Rate Limiting Checklist

  • Login endpoint has rate limiting (5 attempts per 15 minutes)
  • Registration endpoint has rate limiting (3 per day per IP)
  • Password reset endpoint has rate limiting (3 per hour)
  • Contact/feedback forms have rate limiting (3 per hour)
  • File upload endpoints have rate limiting
  • API endpoints have rate limiting (100+ per minute)
  • Rate limited requests return HTTP 429
  • Error messages are user-friendly
  • Rate limit data persists across server restarts (use Redis or database)
  • Rate limiting is tested (try exceeding the limit)
  • Rate limiting logs are monitored for attack patterns

The Bottom Line

Rate limiting is the difference between an app that can handle abuse and an app that collapses under it.

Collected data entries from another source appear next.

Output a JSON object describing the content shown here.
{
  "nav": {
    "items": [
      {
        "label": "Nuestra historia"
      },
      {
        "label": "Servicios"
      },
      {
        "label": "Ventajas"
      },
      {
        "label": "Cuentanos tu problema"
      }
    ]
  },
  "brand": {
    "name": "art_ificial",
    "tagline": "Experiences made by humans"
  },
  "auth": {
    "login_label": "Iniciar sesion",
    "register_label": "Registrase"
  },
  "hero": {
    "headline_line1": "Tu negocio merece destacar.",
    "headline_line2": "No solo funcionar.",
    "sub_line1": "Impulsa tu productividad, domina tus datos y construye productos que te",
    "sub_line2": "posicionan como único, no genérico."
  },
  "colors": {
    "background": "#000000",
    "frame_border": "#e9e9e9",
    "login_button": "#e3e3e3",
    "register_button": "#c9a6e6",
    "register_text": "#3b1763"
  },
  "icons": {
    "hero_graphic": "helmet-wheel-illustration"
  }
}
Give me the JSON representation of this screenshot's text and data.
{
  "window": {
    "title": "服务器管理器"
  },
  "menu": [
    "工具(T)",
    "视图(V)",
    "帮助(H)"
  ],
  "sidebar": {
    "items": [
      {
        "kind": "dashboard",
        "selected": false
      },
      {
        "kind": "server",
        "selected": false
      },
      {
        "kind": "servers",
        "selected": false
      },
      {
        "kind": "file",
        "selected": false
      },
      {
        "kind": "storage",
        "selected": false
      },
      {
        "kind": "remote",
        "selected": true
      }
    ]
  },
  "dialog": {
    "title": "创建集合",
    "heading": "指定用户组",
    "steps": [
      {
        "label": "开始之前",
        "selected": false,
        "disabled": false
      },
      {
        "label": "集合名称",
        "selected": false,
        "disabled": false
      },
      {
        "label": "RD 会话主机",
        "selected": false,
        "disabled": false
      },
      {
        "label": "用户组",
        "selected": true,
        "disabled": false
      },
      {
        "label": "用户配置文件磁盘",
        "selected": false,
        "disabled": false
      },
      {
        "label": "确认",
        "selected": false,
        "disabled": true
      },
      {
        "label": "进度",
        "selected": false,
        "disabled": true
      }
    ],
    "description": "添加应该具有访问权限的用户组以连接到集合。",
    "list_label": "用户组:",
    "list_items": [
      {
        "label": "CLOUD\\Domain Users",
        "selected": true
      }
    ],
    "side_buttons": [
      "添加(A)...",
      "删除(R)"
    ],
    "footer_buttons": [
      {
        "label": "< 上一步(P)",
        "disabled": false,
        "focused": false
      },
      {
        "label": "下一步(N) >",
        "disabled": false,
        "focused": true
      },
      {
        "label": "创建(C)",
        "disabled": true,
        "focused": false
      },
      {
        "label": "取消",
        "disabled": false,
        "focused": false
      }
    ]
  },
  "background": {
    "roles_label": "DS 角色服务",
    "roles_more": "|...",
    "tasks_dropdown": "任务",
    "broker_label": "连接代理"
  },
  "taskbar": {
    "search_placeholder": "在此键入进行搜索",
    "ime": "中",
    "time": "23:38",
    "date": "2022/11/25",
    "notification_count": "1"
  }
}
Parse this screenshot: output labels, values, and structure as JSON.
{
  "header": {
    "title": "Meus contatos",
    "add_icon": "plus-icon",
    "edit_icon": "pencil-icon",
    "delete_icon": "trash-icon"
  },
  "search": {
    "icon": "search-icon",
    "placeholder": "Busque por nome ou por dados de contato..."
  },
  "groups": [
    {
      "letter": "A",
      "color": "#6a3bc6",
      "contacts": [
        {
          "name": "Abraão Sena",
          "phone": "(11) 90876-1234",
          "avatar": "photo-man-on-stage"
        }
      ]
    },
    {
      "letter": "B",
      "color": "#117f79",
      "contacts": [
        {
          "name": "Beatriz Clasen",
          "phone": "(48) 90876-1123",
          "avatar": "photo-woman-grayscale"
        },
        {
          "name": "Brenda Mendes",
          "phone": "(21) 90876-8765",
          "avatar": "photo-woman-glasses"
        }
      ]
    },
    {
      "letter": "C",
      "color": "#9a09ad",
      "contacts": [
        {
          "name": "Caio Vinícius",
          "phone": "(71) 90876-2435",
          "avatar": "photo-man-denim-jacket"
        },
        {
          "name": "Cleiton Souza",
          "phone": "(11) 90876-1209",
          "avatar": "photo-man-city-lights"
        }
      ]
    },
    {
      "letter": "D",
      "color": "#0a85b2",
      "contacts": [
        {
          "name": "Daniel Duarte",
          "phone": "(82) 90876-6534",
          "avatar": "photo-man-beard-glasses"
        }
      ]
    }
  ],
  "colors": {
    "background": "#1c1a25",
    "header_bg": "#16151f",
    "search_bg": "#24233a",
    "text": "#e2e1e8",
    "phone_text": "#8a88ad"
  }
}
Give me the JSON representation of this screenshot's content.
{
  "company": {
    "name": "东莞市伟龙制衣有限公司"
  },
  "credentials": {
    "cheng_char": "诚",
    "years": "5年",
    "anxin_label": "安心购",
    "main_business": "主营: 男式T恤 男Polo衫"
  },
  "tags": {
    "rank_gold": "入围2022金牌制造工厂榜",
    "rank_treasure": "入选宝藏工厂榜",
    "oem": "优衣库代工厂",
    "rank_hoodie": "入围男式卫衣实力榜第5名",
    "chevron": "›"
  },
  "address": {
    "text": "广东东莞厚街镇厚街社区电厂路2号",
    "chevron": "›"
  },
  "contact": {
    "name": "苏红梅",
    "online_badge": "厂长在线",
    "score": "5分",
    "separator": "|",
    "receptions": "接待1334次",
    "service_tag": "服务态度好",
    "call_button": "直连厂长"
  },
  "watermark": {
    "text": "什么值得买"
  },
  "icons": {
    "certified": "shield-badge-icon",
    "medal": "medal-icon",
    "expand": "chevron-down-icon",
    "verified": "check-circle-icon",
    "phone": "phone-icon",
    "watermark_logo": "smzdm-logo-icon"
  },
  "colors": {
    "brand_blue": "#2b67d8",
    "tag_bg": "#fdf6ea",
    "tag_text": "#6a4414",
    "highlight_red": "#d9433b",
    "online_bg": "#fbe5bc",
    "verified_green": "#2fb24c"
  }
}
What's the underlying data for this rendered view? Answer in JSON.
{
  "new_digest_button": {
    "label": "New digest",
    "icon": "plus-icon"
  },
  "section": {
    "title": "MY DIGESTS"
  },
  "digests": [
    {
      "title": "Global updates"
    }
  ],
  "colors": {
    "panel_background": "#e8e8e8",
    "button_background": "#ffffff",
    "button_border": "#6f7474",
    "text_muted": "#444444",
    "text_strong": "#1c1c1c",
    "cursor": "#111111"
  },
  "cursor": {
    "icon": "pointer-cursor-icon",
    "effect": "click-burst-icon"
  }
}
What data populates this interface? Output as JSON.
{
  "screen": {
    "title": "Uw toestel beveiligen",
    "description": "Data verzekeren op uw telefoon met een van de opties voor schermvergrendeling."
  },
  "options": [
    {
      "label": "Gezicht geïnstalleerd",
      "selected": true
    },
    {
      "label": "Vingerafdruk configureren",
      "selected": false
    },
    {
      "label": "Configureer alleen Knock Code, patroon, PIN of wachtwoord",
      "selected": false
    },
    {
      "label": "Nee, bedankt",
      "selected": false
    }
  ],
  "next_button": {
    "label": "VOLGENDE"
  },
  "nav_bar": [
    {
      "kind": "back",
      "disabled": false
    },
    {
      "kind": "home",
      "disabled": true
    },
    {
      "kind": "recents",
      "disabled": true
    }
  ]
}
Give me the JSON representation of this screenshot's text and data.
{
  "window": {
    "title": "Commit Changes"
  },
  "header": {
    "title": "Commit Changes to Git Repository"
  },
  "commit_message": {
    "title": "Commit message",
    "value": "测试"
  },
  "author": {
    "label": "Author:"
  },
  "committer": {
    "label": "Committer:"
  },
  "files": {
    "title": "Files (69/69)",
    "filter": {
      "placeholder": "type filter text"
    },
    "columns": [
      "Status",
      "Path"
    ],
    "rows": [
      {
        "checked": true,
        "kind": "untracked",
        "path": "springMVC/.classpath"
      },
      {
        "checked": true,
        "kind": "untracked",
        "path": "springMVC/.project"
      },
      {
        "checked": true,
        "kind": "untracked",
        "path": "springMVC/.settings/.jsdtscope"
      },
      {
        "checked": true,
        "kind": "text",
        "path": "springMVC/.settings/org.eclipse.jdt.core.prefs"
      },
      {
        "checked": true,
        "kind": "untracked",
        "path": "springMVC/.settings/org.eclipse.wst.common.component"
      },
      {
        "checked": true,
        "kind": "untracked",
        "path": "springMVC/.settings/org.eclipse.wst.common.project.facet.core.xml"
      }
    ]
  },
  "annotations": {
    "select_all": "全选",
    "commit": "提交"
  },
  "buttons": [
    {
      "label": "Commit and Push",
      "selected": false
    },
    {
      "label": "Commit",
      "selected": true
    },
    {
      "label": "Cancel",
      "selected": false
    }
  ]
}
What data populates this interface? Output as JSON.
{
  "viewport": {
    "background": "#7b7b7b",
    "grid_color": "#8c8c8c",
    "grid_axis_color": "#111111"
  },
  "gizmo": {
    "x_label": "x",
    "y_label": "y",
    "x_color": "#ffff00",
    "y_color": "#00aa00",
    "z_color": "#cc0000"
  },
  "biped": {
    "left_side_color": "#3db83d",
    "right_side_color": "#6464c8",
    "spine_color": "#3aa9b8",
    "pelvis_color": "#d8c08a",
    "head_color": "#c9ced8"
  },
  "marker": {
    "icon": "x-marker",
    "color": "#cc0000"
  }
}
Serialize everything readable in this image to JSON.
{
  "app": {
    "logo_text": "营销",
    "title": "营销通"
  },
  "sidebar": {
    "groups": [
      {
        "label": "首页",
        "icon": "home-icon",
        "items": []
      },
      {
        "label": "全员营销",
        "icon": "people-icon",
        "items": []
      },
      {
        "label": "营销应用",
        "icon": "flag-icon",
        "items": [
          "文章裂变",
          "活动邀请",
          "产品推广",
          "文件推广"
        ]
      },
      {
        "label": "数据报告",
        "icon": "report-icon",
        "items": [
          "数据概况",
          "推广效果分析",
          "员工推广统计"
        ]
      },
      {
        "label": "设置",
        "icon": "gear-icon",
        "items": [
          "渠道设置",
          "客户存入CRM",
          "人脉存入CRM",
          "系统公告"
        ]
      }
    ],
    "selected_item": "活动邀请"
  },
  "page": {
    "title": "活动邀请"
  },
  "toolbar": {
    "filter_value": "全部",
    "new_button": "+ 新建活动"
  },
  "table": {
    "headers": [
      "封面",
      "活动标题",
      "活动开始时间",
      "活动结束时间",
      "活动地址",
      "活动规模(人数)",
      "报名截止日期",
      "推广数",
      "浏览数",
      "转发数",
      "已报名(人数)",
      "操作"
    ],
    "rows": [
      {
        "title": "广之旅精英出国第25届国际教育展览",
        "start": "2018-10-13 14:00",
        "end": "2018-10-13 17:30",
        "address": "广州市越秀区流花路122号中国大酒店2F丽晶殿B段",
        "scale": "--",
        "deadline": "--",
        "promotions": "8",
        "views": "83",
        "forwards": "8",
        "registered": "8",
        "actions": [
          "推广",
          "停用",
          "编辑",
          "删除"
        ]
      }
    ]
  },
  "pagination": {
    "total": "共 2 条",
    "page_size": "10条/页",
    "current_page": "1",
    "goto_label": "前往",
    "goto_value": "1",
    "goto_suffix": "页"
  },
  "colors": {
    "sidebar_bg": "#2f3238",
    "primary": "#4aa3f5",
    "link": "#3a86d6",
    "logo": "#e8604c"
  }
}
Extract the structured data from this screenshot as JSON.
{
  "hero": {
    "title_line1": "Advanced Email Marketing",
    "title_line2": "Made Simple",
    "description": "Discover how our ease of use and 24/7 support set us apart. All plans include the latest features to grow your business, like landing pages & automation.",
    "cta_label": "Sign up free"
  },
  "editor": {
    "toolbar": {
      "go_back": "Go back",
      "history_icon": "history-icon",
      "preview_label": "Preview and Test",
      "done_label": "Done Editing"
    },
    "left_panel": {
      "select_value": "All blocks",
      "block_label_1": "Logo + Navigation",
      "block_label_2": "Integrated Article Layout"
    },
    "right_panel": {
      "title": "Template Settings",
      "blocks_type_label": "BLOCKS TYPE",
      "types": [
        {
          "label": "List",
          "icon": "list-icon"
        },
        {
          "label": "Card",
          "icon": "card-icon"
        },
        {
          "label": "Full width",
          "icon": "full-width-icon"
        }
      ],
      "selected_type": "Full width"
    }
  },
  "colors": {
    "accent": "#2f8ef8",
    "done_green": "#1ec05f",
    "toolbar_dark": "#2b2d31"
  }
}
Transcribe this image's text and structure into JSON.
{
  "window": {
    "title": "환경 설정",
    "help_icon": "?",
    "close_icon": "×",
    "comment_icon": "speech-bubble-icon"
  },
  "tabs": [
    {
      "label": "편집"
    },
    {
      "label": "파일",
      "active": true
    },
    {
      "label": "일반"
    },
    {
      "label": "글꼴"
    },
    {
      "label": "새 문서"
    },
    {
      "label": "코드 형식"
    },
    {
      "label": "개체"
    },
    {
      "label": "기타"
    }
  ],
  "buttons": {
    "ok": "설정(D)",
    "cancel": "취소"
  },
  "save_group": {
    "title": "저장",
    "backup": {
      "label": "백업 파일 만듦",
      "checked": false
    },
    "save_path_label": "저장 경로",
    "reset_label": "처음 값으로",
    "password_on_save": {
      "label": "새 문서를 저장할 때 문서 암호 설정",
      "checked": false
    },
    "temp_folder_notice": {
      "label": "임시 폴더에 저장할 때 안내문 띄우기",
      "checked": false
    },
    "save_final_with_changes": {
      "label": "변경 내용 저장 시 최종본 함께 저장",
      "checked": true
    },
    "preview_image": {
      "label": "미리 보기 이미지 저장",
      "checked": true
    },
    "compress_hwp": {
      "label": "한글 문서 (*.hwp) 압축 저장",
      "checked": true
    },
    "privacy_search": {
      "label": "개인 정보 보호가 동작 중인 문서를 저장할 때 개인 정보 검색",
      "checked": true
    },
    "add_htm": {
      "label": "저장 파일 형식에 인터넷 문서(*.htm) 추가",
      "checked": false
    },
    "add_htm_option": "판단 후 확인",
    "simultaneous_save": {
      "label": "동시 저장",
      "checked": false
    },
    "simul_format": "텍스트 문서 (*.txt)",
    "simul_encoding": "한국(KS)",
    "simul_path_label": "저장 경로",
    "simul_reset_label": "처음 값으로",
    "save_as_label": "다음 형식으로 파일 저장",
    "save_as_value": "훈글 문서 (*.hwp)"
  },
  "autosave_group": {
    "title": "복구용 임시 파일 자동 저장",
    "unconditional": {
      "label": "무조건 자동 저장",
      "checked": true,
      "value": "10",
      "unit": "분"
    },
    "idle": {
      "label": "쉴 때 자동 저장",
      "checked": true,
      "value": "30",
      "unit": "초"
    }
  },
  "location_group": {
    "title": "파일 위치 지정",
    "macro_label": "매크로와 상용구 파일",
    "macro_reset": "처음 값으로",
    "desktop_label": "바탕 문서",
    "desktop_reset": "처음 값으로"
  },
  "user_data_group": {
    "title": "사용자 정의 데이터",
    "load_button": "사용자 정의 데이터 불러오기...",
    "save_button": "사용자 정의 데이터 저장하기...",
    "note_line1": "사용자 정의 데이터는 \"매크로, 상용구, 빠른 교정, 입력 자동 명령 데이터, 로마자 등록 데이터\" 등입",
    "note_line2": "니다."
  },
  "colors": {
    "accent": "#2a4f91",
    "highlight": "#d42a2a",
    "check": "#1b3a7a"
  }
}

It's one of the simplest security measures to implement, yet AI-generated code almost never includes it. Make "add rate limiting" a standard part of every prompt for any endpoint that accepts user input.

Without rate limiting, your login page is a door with no lock. Your contact form is an open mailbox for spam. Your API is a free-for-all. Add rate limiting before you launch.